Une bonne – et une mauvaise – semaine pour la police de l'art et la sécurité des musées en Italie

La bonne nouvelle est arrivée en premier.

Fin mars, un gang a utilisé un tracteur pour abattre une clôture avant que deux cambrioleurs masqués ne s'introduisent par effraction dans la Fondation Magnani Rocca, un musée privé situé à environ 20 km de la ville de Parme, dans le nord de l'Italie. Ils sont entrés par une porte-fenêtre et ont attrapé trois tableaux sur le mur avant de disparaître – toute l'opération a été filmée, mais complété en moins de trois minutes.

Le butin d'environ 10 millions de dollars comprenait celui de Cézanne (d'une valeur d'un estimé 7 millions de dollars), celui de Renoir (d'une valeur approximative valeur de 3,5 millions de dollars) et une aquatinte Matisse (23 000 dollars). Il s'agit du dernier d'une série de vols très médiatisés qui ont touché des musées et des galeries à travers l'Europe.

Vendredi dernier, les autorités ont déclaré que les tableaux avaient été retrouvés lors de perquisitions ordonnées par les procureurs. Cet effort d'enquête a été mené par la police italienne, en collaboration avec une équipe spécialisée axée sur la protection du patrimoine culturel.

Les autorités n’ont cependant donné que peu de détails supplémentaires et l’enquête reste ouverte.

Un nouveau vol

Puis vint la mauvaise nouvelle.

La nuit suivante, un samedi, était une fête italienne connue sous le nom de Ferragosto, alors qu'une grande partie du pays était en fête. Dans la ville sicilienne de Messine, une grande fête religieuse organisée chaque 15 août, appelée La Varahad, a également attiré des milliers de personnes dans les rues.

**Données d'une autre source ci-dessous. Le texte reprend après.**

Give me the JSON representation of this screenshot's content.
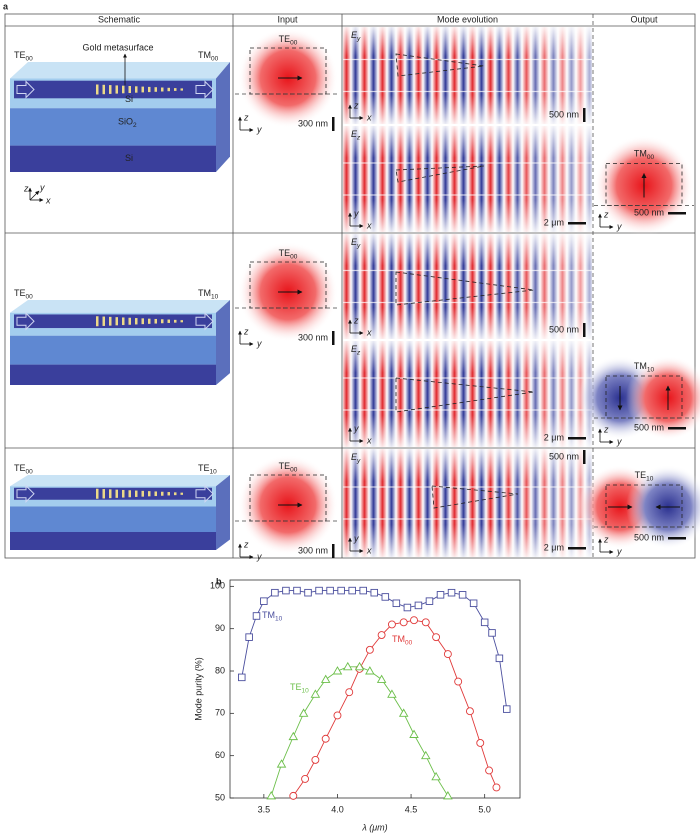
{
  "panel_a": {
    "label": "a",
    "headers": [
      "Schematic",
      "Input",
      "Mode evolution",
      "Output"
    ],
    "rows": [
      {
        "schematic": {
          "in": {
            "main": "TE",
            "sub": "00"
          },
          "out": {
            "main": "TM",
            "sub": "00"
          },
          "metasurface": "Gold metasurface",
          "layers": [
            "Si",
            {
              "main": "SiO",
              "sub": "2"
            },
            "Si"
          ],
          "axes": [
            "z",
            "y",
            "x"
          ]
        },
        "input": {
          "mode": {
            "main": "TE",
            "sub": "00"
          },
          "axes": [
            "z",
            "y"
          ],
          "scale": "300 nm"
        },
        "evolution": [
          {
            "field": {
              "main": "E",
              "sub": "y"
            },
            "axes": [
              "z",
              "x"
            ],
            "scales": [
              "500 nm"
            ]
          },
          {
            "field": {
              "main": "E",
              "sub": "z"
            },
            "axes": [
              "y",
              "x"
            ],
            "scales": [
              "2 μm"
            ]
          }
        ],
        "output": {
          "mode": {
            "main": "TM",
            "sub": "00"
          },
          "axes": [
            "z",
            "y"
          ],
          "scale": "500 nm"
        }
      },
      {
        "schematic": {
          "in": {
            "main": "TE",
            "sub": "00"
          },
          "out": {
            "main": "TM",
            "sub": "10"
          }
        },
        "input": {
          "mode": {
            "main": "TE",
            "sub": "00"
          },
          "axes": [
            "z",
            "y"
          ],
          "scale": "300 nm"
        },
        "evolution": [
          {
            "field": {
              "main": "E",
              "sub": "y"
            },
            "axes": [
              "z",
              "x"
            ],
            "scales": [
              "500 nm"
            ]
          },
          {
            "field": {
              "main": "E",
              "sub": "z"
            },
            "axes": [
              "y",
              "x"
            ],
            "scales": [
              "2 μm"
            ]
          }
        ],
        "output": {
          "mode": {
            "main": "TM",
            "sub": "10"
          },
          "axes": [
            "z",
            "y"
          ],
          "scale": "500 nm"
        }
      },
      {
        "schematic": {
          "in": {
            "main": "TE",
            "sub": "00"
          },
          "out": {
            "main": "TE",
            "sub": "10"
          }
        },
        "input": {
          "mode": {
            "main": "TE",
            "sub": "00"
          },
          "axes": [
            "z",
            "y"
          ],
          "scale": "300 nm"
        },
        "evolution": [
          {
            "field": {
              "main": "E",
              "sub": "y"
            },
            "axes": [
              "y",
              "x"
            ],
            "scales": [
              "500 nm",
              "2 μm"
            ]
          }
        ],
        "output": {
          "mode": {
            "main": "TE",
            "sub": "10"
          },
          "axes": [
            "z",
            "y"
          ],
          "scale": "500 nm"
        }
      }
    ]
  },
  "chart_data": {
    "type": "line",
    "label": "b",
    "xlabel": "λ (μm)",
    "ylabel": "Mode purity (%)",
    "xlim": [
      3.27,
      5.24
    ],
    "ylim": [
      50,
      101.5
    ],
    "xticks": [
      3.5,
      {
        "value": 4,
        "label": "4.0"
      },
      4.5,
      {
        "value": 5,
        "label": "5.0"
      }
    ],
    "yticks": [
      50,
      60,
      70,
      80,
      90,
      100
    ],
    "series": [
      {
        "label": {
          "main": "TM",
          "sub": "10"
        },
        "color": "#4b4f9e",
        "marker": "square",
        "x": [
          3.35,
          3.4,
          3.45,
          3.5,
          3.575,
          3.65,
          3.725,
          3.8,
          3.875,
          3.95,
          4.025,
          4.1,
          4.175,
          4.25,
          4.325,
          4.4,
          4.475,
          4.55,
          4.625,
          4.7,
          4.775,
          4.85,
          4.925,
          5.0,
          5.05,
          5.1,
          5.15
        ],
        "values": [
          78.5,
          88,
          93,
          96.5,
          98.5,
          99,
          99,
          98.5,
          99,
          99,
          99,
          99,
          99,
          98.5,
          97.5,
          96,
          95,
          95.5,
          96.5,
          98,
          98.5,
          98,
          96,
          91.5,
          89,
          83,
          71
        ]
      },
      {
        "label": {
          "main": "TM",
          "sub": "00"
        },
        "color": "#e03a3a",
        "marker": "circle",
        "x": [
          3.7,
          3.78,
          3.85,
          3.92,
          4.0,
          4.08,
          4.15,
          4.22,
          4.3,
          4.37,
          4.45,
          4.52,
          4.6,
          4.67,
          4.75,
          4.82,
          4.9,
          4.97,
          5.03,
          5.08
        ],
        "values": [
          50.5,
          54.5,
          59,
          64,
          69.5,
          75,
          80.5,
          85,
          88.5,
          91,
          91.5,
          92,
          91.5,
          88,
          84,
          77.5,
          70.5,
          63,
          56.5,
          52.5
        ]
      },
      {
        "label": {
          "main": "TE",
          "sub": "10"
        },
        "color": "#6cbf4a",
        "marker": "triangle",
        "x": [
          3.55,
          3.62,
          3.7,
          3.77,
          3.85,
          3.92,
          4.0,
          4.07,
          4.15,
          4.22,
          4.3,
          4.37,
          4.45,
          4.52,
          4.6,
          4.67,
          4.75
        ],
        "values": [
          50.5,
          58,
          64.5,
          70,
          74.5,
          78,
          80,
          81,
          81,
          80,
          78,
          74.5,
          70,
          65,
          60,
          55,
          50.5
        ]
      }
    ]
  }
}
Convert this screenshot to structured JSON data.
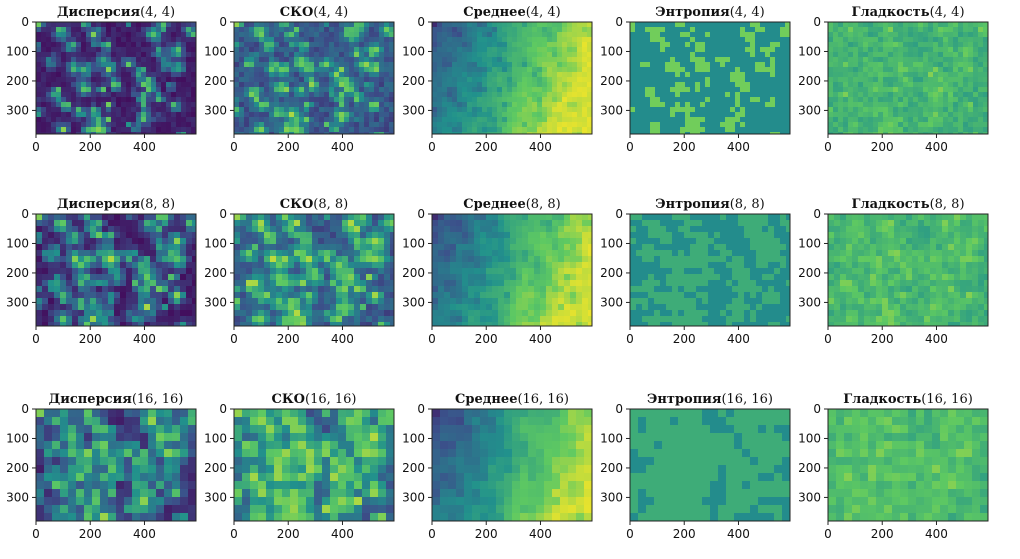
{
  "chart_data": {
    "type": "heatmap",
    "layout": {
      "rows": 3,
      "cols": 5
    },
    "rows": [
      {
        "window": "(4, 4)",
        "window_size": 4
      },
      {
        "window": "(8, 8)",
        "window_size": 8
      },
      {
        "window": "(16, 16)",
        "window_size": 16
      }
    ],
    "features": [
      {
        "name": "Дисперсия",
        "key": "variance"
      },
      {
        "name": "СКО",
        "key": "std"
      },
      {
        "name": "Среднее",
        "key": "mean"
      },
      {
        "name": "Энтропия",
        "key": "entropy"
      },
      {
        "name": "Гладкость",
        "key": "smoothness"
      }
    ],
    "xlim": [
      0,
      590
    ],
    "ylim": [
      380,
      0
    ],
    "x_ticks": [
      0,
      200,
      400
    ],
    "y_ticks": [
      0,
      100,
      200,
      300
    ],
    "x_tick_labels": [
      "0",
      "200",
      "400"
    ],
    "y_tick_labels": [
      "0",
      "100",
      "200",
      "300"
    ],
    "colormap": "viridis",
    "colormap_stops": [
      "#440154",
      "#3b528b",
      "#21918c",
      "#5ec962",
      "#fde725"
    ],
    "grid": false,
    "legend": "none"
  }
}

Alors que l'attention de la ville était peut-être ailleurs, des voleurs ont contourné le système d'alarme du Musée interdisciplinaire régional (MuMe) de Messine et ont forcé une armoire de sécurité. Ils repartirent bientôt avec quatre panneaux de bois du célèbre peintre de la Renaissance de la ville, Antonello da Messina.

Antonello, né vers 1430 et formé à Naples, a absorbé les influences des styles de peinture provençale et flamande qui sont restées visibles dans son propre travail.

Lors du braquage de samedi, les voleurs se sont emparés de trois des cinq panneaux survivants d'un retable d'Antonello connu sous le nom de . L'œuvre comportait à l'origine six panneaux, mais l'un d'eux a été détruit avec le monastère qui l'abritait lors du tremblement de terre de Messine en 1908. C'est la seule œuvre de l'artiste qui n'a jamais quitté sa ville natale.

Les voleurs ont également dérobé un petit tableau double face, avec la Vierge à l'Enfant d'un côté et le Christ de l'autre, que le gouvernement régional sicilien avait acheté à la maison de ventes Christie's en 2003.

Le travail d'Antonello est très apprécié dans son pays d'origine. En février dernier, le gouvernement italien a dépensé 14,9 millions de dollars lors d'une vente aux enchères à New York pour ramener chez lui une autre œuvre d'Antonello, intitulée . Ce portrait du Christ souffrant daterait d'environ 1460 et a été acheté chez Sotheby's. Ce sera logé dans un musée des Abruzzes, sur le continent.

Donnant plus de détails sur le vol du mois de mars, les autorités ont expliqué que neuf des personnes de nationalité moldave ont été mises en examen. Ils avaient de l'expérience en matière de vol, a indiqué la police dans un communiqué, mais connaissaient trop peu le marché de l'art pour vendre les œuvres.

Deux vols, une tendance croissante

Ces deux incidents mettent en évidence une récente vague de vols d’œuvres d’art à travers l’Europe.

Plus d’une douzaine de vols d’œuvres d’art majeurs ont été enregistrés depuis janvier 2025 seulement, ce qui a incité le Conseil international des musées à s’associer à Interpol en réponse.

Parmi eux : un raid en octobre 2025 au cours duquel des voleurs ont passé moins de huit minutes à dépouiller la galerie Apollon du Louvre de bijoux d'une valeur de plus de 100 millions de dollars, un incident dont les retombées ont fini par expulsé le directeur du musée.

Et plus tôt, en janvier 2025, un gang avait utilisé des explosifs pour faire sauter une porte du musée Drents aux Pays-Bas, avant de voler un casque en or roumain prêté vieux de 2 500 ans. Le patrimoine national n'était que revenu aux autorités roumaines 14 mois plus tard.

À la fin de l'année dernière, Interpol Base de données des œuvres d'art volées contenait plus de 57 000 éléments répertoriés, et l'agence elle-même a prévenu que de nombreuses œuvres d’art volées ne sont jamais prises en compte dans ce décompte.